As Canada prepared to ring in its centennial year at midnight, June 30th, 1967, the town of Bowsman, Manitoba set fire to its outhouses to mark the occasion and to celebrate the construction of its new sewer system. It was the country’s first celebratory event in a year that saw us host the World’s Fair in Montreal and the resignations of prominent federal leaders John Diefenbaker and Lester B. Pearson. Toronto’s Yorkville hippies were front-page news, the first Order of Canada honour was presented and the Toronto Maple Leafs won their 13th – and last – Stanley Cup.
This year’s Canada Day celebrations will begin the countdown to our 150th year as a country in 2017. Celebrations are already being planned as cities, towns and communities across the country prepare a yearlong celebration. There’s lots to celebrate, even though we certainly have our faults. Prominent among them is our history with, and treatment of indigenous peoples. But we’re working on it. And we have a bright, young Prime Minister setting the tone for how we go forward as a nation.
Canada is a great place to live and work. We who are lucky enough to live here know it. And the world knows it, too. In fact, Canada is ranked as the second best country in the world behind Germany, from a field of 60 countries for overall sustainability, cultural influence, entrepreneurship, economic influence and most importantly, quality of life. We placed ahead of the U.K., the U.S. and Sweden, if you’re keeping score.
If you’re part of the booming Boomer generation, you’ll be happy to know Canada is the 5th best country to grow old in, with our unique old age pension programs and health care system. And if that’s not enough:
- Our economy is the 14th largest, making us one of the wealthiest nations with a consistently high standard of living.
- Our unemployment rates are lower than other countries.
- We’re major contributors to quantum computing, medical discoveries, space science and technology.
- We’re one of the most peaceful countries in the world.
- While other nations continue to debate the issue, we’ve been celebrating inclusivity and same-sex marriages for years.
And we’re polite.
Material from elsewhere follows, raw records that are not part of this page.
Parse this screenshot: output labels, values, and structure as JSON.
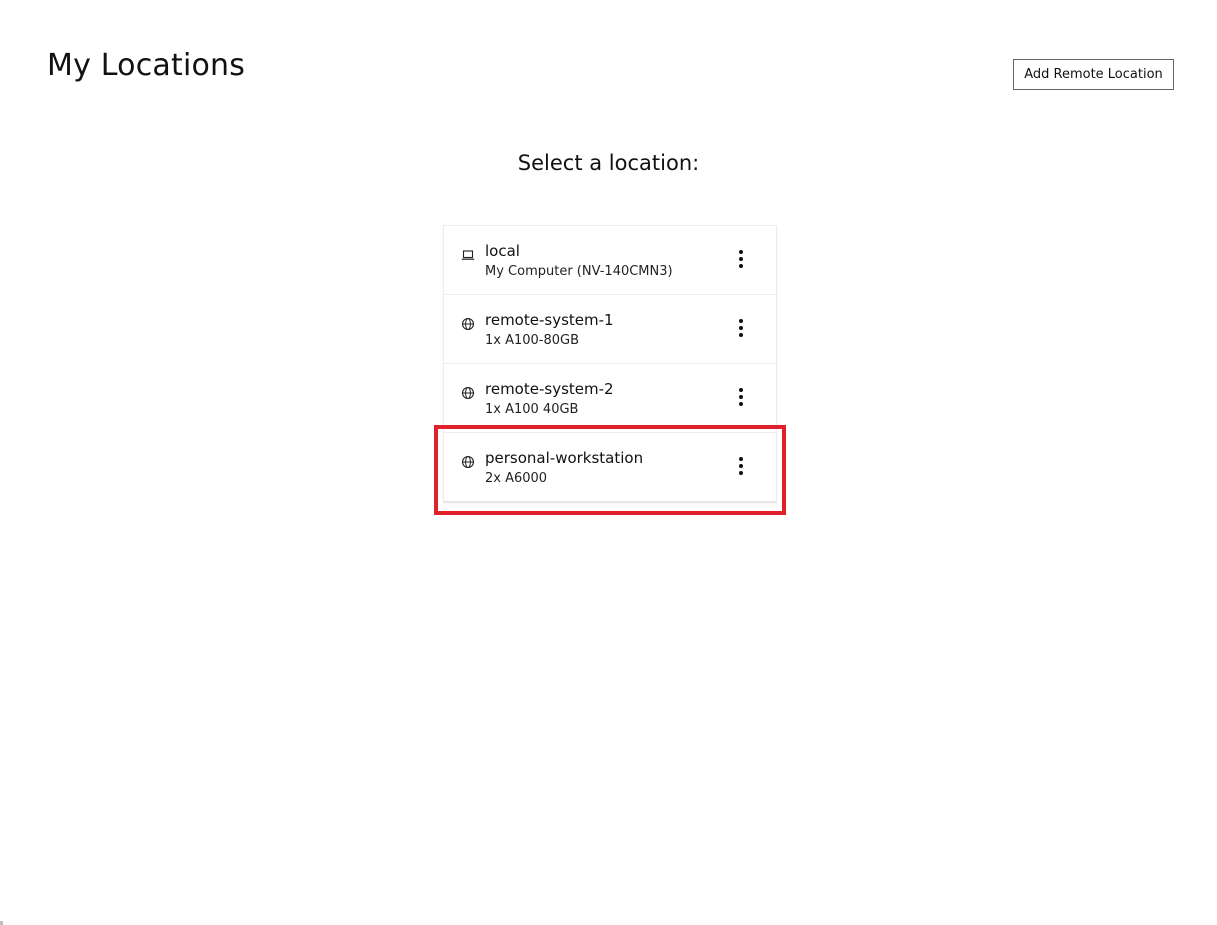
{
  "page": {
    "title": "My Locations",
    "add_button_label": "Add Remote Location",
    "section_heading": "Select a location:"
  },
  "locations": [
    {
      "name": "local",
      "description": "My Computer (NV-140CMN3)",
      "icon": "laptop-icon"
    },
    {
      "name": "remote-system-1",
      "description": "1x A100-80GB",
      "icon": "globe-icon"
    },
    {
      "name": "remote-system-2",
      "description": "1x A100 40GB",
      "icon": "globe-icon"
    },
    {
      "name": "personal-workstation",
      "description": "2x A6000",
      "icon": "globe-icon"
    }
  ],
  "highlight": {
    "target": "personal-workstation",
    "color": "#e0202a"
  },
  "colors": {
    "text": "#111111",
    "border": "#d8d8d8",
    "background": "#ffffff"
  }
}
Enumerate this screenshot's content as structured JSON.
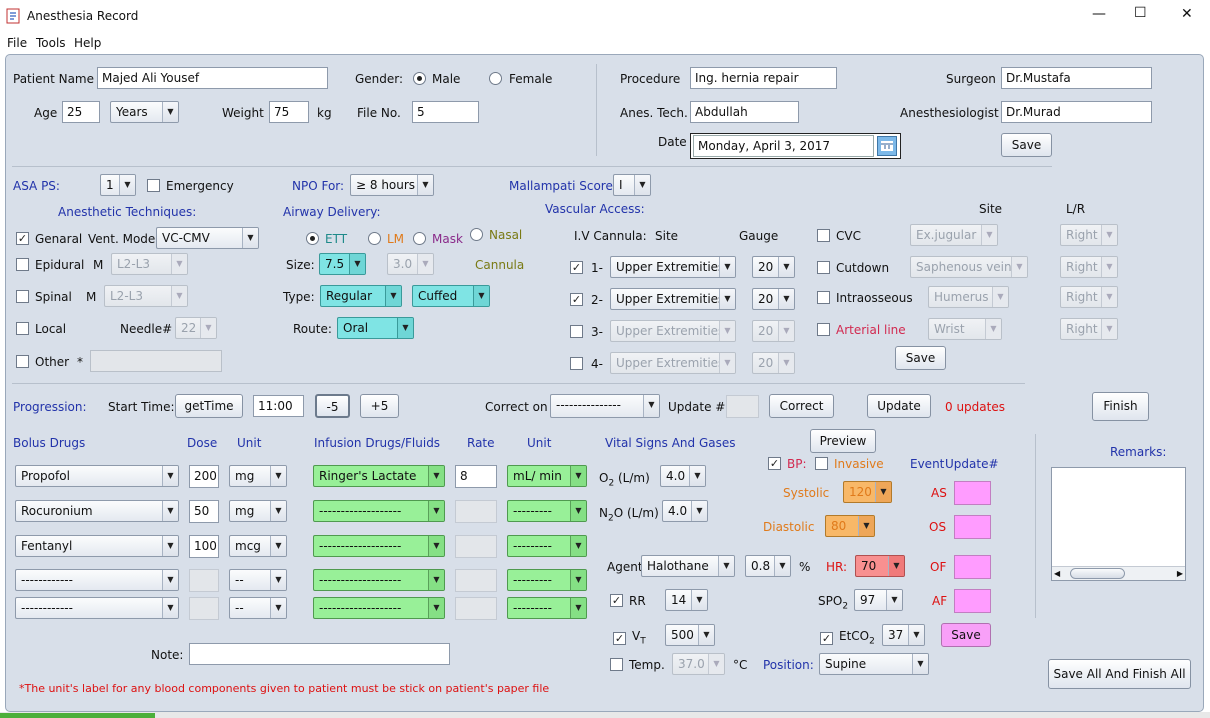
{
  "window": {
    "title": "Anesthesia Record",
    "minimize": "—",
    "maximize": "☐",
    "close": "✕"
  },
  "menu": [
    "File",
    "Tools",
    "Help"
  ],
  "patient": {
    "name_label": "Patient Name",
    "name": "Majed Ali Yousef",
    "gender_label": "Gender:",
    "male": "Male",
    "female": "Female",
    "age_label": "Age",
    "age": "25",
    "age_unit": "Years",
    "weight_label": "Weight",
    "weight": "75",
    "kg": "kg",
    "file_label": "File No.",
    "file_no": "5"
  },
  "procedure": {
    "procedure_label": "Procedure",
    "procedure": "Ing. hernia repair",
    "surgeon_label": "Surgeon",
    "surgeon": "Dr.Mustafa",
    "anes_tech_label": "Anes. Tech.",
    "anes_tech": "Abdullah",
    "anesthesiologist_label": "Anesthesiologist",
    "anesthesiologist": "Dr.Murad",
    "date_label": "Date",
    "date": "Monday, April 3, 2017",
    "save": "Save"
  },
  "asa": {
    "label": "ASA PS:",
    "value": "1",
    "emergency": "Emergency",
    "npo_label": "NPO For:",
    "npo": "≥ 8 hours",
    "mallampati_label": "Mallampati Score",
    "mallampati": "I"
  },
  "techniques": {
    "title": "Anesthetic Techniques:",
    "general": "Genaral",
    "vent_mode_label": "Vent. Mode",
    "vent_mode": "VC-CMV",
    "epidural": "Epidural",
    "epidural_m": "M",
    "epidural_level": "L2-L3",
    "spinal": "Spinal",
    "spinal_m": "M",
    "spinal_level": "L2-L3",
    "local": "Local",
    "needle_label": "Needle#",
    "needle": "22",
    "other": "Other",
    "other_star": "*"
  },
  "airway": {
    "title": "Airway Delivery:",
    "ett": "ETT",
    "lm": "LM",
    "mask": "Mask",
    "nasal": "Nasal",
    "cannula": "Cannula",
    "size_label": "Size:",
    "size": "7.5",
    "size2": "3.0",
    "type_label": "Type:",
    "type": "Regular",
    "cuff": "Cuffed",
    "route_label": "Route:",
    "route": "Oral"
  },
  "vascular": {
    "title": "Vascular Access:",
    "iv_label": "I.V Cannula:",
    "site_col": "Site",
    "gauge_col": "Gauge",
    "site_hdr": "Site",
    "lr_hdr": "L/R",
    "rows": [
      {
        "n": "1-",
        "site": "Upper Extremities",
        "gauge": "20"
      },
      {
        "n": "2-",
        "site": "Upper Extremities",
        "gauge": "20"
      },
      {
        "n": "3-",
        "site": "Upper Extremities",
        "gauge": "20"
      },
      {
        "n": "4-",
        "site": "Upper Extremities",
        "gauge": "20"
      }
    ],
    "cvc": "CVC",
    "cvc_site": "Ex.jugular",
    "cutdown": "Cutdown",
    "cutdown_site": "Saphenous vein",
    "intraosseous": "Intraosseous",
    "intraosseous_site": "Humerus",
    "arterial": "Arterial line",
    "arterial_site": "Wrist",
    "right": "Right",
    "save": "Save"
  },
  "progression": {
    "label": "Progression:",
    "start_time_label": "Start Time:",
    "get_time": "getTime",
    "time": "11:00",
    "minus5": "-5",
    "plus5": "+5",
    "correct_on_label": "Correct on",
    "correct_on": "---------------",
    "update_label": "Update #",
    "correct": "Correct",
    "update": "Update",
    "updates": "0 updates",
    "finish": "Finish"
  },
  "bolus": {
    "title": "Bolus Drugs",
    "dose_hdr": "Dose",
    "unit_hdr": "Unit",
    "rows": [
      {
        "drug": "Propofol",
        "dose": "200",
        "unit": "mg"
      },
      {
        "drug": "Rocuronium",
        "dose": "50",
        "unit": "mg"
      },
      {
        "drug": "Fentanyl",
        "dose": "100",
        "unit": "mcg"
      },
      {
        "drug": "------------",
        "dose": "",
        "unit": "--"
      },
      {
        "drug": "------------",
        "dose": "",
        "unit": "--"
      }
    ]
  },
  "infusion": {
    "title": "Infusion Drugs/Fluids",
    "rate_hdr": "Rate",
    "unit_hdr": "Unit",
    "rows": [
      {
        "drug": "Ringer's Lactate",
        "rate": "8",
        "unit": "mL/ min"
      },
      {
        "drug": "-------------------",
        "rate": "",
        "unit": "---------"
      },
      {
        "drug": "-------------------",
        "rate": "",
        "unit": "---------"
      },
      {
        "drug": "-------------------",
        "rate": "",
        "unit": "---------"
      },
      {
        "drug": "-------------------",
        "rate": "",
        "unit": "---------"
      }
    ]
  },
  "vitals": {
    "title": "Vital Signs And Gases",
    "preview": "Preview",
    "o2_label": "O",
    "o2_sub": "2",
    "o2_unit": " (L/m)",
    "o2": "4.0",
    "n2o_label": "N",
    "n2o_sub": "2",
    "n2o_unit": "O (L/m)",
    "n2o": "4.0",
    "agent_label": "Agent:",
    "agent": "Halothane",
    "agent_pct": "0.8",
    "pct": "%",
    "rr": "RR",
    "rr_val": "14",
    "vt": "V",
    "vt_sub": "T",
    "vt_val": "500",
    "temp": "Temp.",
    "temp_val": "37.0",
    "temp_unit": "°C",
    "position_label": "Position:",
    "position": "Supine",
    "bp": "BP:",
    "invasive": "Invasive",
    "event_label": "Event",
    "update_label": "Update#",
    "systolic_label": "Systolic",
    "systolic": "120",
    "diastolic_label": "Diastolic",
    "diastolic": "80",
    "hr_label": "HR:",
    "hr": "70",
    "spo2_label": "SPO",
    "spo2_sub": "2",
    "spo2": "97",
    "etco2_label": "EtCO",
    "etco2_sub": "2",
    "etco2": "37",
    "save": "Save",
    "events": [
      "AS",
      "OS",
      "OF",
      "AF"
    ]
  },
  "remarks": {
    "label": "Remarks:"
  },
  "note": {
    "label": "Note:",
    "value": ""
  },
  "footer": {
    "warning": "*The unit's label for any  blood components given to patient must be stick on patient's paper file",
    "save_all": "Save All And Finish All"
  }
}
In fact, our politeness is one of the reasons we play well with other nations and why our general satisfaction levels consistently rate high. That’s according to the results of the 2016 Best Countries survey conducted by U.S. News & World Report, in collaboration with BAV Consulting and the Wharton School of the University of Pennsylvania, which surveyed more than 16,000 people in four global regions. Participants were asked to rank 60 countries, covering a wide range of topics that include: adventure, citizenship, entrepreneurship, heritage, influence, movers, open for business, power and quality of life.
In January’s World Economic Forum in Davos-Klosters, Switzerland, Prime Minister Trudeau called Canada a ‘great place to invest’ because of our public health care, education, safety and economic stability. That business decision-makers eye Canada as the place they’d like to locate or relocate their businesses and/or head offices speaks volumes about our quality of life and the opportunities Canada offers.
Our tax structures aren’t the highest among nations but they aren’t the lowest either. That makes the Canadian workplace, benefits and lifestyle a selling point to organizations seeking to attract and retain a workforce. Canada’s also a great place to start a business. Interestingly, in a field where Asian countries typically reign, Canada, at 4th place, was the only non-Asian country to rank in the top five.
Why is Canada a great place to work? According to Maclean’s Magazine’s Canada Day survey:
- We have greater economic freedom because of our sound, reliable and transparent public finances.
- Our banks and banking systems are better and stronger (4 of the top 10 banks in the world were Canadian)
- We have a relatively lower unemployment rate than the U.S., particularly among young workers.
- We have better health care, benefits, paid holidays and paid leaves, including maternity and paternal leave.
Our workplaces are mandated by law to be inclusive and welcoming, with opportunities open to all. According to a BMO study, “in Canada, nearly half of millionaires are immigrants or second-generation residents, compared to just one-third in America.”
There is no shortage of reasons why Canada is not just a great place but the place to live and work. Most of us wouldn’t dream of leaving, especially with the looming U.S. presidential election. We’re smart, kind, funny, musical, technologically advanced, creative, aware, alert and deeply caring. With all this in mind, on July 1st, light candles, watch fireworks, eat birthday cake, join hands and sing ‘Happy Birthday’ as loud as you can.
And prepare yourself for the all-out festivities for Canada's milestone 150th birthday in 2017!